How to avoid spam filters


Studies have shown that around 65 per cent of all emails sent are spam emails. Avoid your marketing emails being sent to the junk folder.

Marketing strategy


Studies have shown that around 65 per cent of all emails sent are spam emails. Avoid your marketing emails being sent to the junk folder.

When you launch an email marketing campaign you are competing against a great number of other emails for attention in the mailbox. As well as legitimate emails you also compete with a huge number of spam email promotions. In fact, studies have shown that around 65 per cent of all emails sent are spam emails.

It’s no surprise then that everybody is fed up with spam and now businesses and individuals are doing something about it. In a lot of cases, they are setting up spam filters to get rid of the junk.

Spam filters can be used straight out of the box or set up to prescribed tolerances.  As a result, an email that gets through one spam filter may not get through another.  
Here are some helpful design tips to consider when you are putting your email campaign together that will help stop your communication being junked by spam filters:

•    A professionally designed email with the correct HTML code throughout will ensure your email looks its best in all browsers and you will avoid high spam scores for bad coding.

•    Make sure your email doesn’t have any missing or redundant code.

•    Don’t miss out the email title.

•    Spell everything correctly.

•    Ensure your email is not created solely as images. This is a well know tool that spammers use to get past content filters.  Try to get a good mix of HTML text and images in your emails for the best results.

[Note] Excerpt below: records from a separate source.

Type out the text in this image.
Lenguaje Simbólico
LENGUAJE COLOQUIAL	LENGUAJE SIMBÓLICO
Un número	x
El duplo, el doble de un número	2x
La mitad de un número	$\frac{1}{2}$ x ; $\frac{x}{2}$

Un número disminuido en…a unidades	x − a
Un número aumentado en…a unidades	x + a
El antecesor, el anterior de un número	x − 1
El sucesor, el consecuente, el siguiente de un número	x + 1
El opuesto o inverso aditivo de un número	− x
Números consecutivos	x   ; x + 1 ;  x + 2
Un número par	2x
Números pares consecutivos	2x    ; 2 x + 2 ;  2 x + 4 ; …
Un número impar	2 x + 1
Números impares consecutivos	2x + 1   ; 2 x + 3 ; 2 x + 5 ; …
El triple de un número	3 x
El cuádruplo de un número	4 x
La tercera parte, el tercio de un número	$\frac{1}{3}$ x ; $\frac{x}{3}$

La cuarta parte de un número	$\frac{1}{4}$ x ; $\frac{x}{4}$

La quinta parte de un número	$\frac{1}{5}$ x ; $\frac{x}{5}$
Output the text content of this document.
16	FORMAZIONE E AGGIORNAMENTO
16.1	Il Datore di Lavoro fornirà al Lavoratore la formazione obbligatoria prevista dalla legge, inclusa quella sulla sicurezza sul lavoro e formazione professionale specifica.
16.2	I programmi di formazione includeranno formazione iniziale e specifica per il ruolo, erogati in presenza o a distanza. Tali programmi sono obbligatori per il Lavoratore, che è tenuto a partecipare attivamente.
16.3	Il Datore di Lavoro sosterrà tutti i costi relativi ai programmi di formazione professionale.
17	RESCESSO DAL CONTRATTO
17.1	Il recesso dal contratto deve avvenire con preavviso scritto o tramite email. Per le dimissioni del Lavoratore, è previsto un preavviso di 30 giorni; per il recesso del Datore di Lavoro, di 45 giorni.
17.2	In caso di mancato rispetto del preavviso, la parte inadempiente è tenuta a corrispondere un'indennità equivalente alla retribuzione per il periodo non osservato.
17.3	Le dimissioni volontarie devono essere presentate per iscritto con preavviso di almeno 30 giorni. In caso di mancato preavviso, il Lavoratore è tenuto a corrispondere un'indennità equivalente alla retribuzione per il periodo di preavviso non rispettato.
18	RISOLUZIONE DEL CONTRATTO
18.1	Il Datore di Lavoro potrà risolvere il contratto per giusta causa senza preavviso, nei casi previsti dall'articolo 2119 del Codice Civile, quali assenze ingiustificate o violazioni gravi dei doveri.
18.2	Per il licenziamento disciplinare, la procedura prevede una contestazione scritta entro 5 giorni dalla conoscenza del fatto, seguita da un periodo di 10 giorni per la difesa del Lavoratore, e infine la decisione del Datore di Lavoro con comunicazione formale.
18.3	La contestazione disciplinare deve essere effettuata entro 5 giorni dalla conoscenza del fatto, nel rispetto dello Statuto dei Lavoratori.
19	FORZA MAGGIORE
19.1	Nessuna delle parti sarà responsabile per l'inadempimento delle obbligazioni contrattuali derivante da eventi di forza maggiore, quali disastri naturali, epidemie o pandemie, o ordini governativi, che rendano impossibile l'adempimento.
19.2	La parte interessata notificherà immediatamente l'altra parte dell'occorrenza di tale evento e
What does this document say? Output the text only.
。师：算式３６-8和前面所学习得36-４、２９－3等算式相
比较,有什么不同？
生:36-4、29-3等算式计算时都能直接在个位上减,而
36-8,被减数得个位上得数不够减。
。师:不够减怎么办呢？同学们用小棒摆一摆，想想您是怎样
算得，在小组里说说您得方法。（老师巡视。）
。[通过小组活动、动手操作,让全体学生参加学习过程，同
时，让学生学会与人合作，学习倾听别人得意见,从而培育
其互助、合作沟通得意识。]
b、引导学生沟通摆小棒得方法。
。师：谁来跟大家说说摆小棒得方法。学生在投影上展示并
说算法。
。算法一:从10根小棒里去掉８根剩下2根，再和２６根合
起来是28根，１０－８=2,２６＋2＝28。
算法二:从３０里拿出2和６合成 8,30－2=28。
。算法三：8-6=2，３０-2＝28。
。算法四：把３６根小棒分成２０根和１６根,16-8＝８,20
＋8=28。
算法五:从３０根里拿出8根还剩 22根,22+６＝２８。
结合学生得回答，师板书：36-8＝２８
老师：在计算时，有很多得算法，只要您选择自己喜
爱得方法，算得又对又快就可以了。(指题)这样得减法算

•    Always send a plain text version with your HTML email to ensure that if the recipient cannot use HTML or is opening it on a PDA or phone, they will still be able to view it.

•    Always try to ensure the plain text version matches the HTML version as closely as possible.

•    NEVER USE CAPITALS when you don’t have too. It’s even worse when whole lines are in capitals.

•    Avoid using italics and very large fonts.

•    Avoid using non standard colours.

•    Avoid forms in the email itself.

The text that makes up your email copy is also very important. Some words on their own or in conjunction with others can cause serious spam implications. Below are examples of words and phrases to avoid:

•    Dear Friend – either personalise properly or use Sir/Madam.

•    Free – Free offer, Free trial, Free application, Free sample, Free access, Free anything can cause spam problems, especially when used in capitals.

•    No obligation.

•    No risk, low risk, risk free.

•    “Click here” or “click below”.

•    Order now.

•    No catch.

•    Money back guarantee.

•    Click to be removed.

•    Have you been turned down?

•    Never mention spam or spam legislation in your emails.

Finally, we recommend running your email through a spam checker that will tell you if your email will be considered spam or not.  You should also set up test accounts at commonly used email sites such as Hotmail, Yahoo and AOL to see if your email comes through into the inbox or the spam box.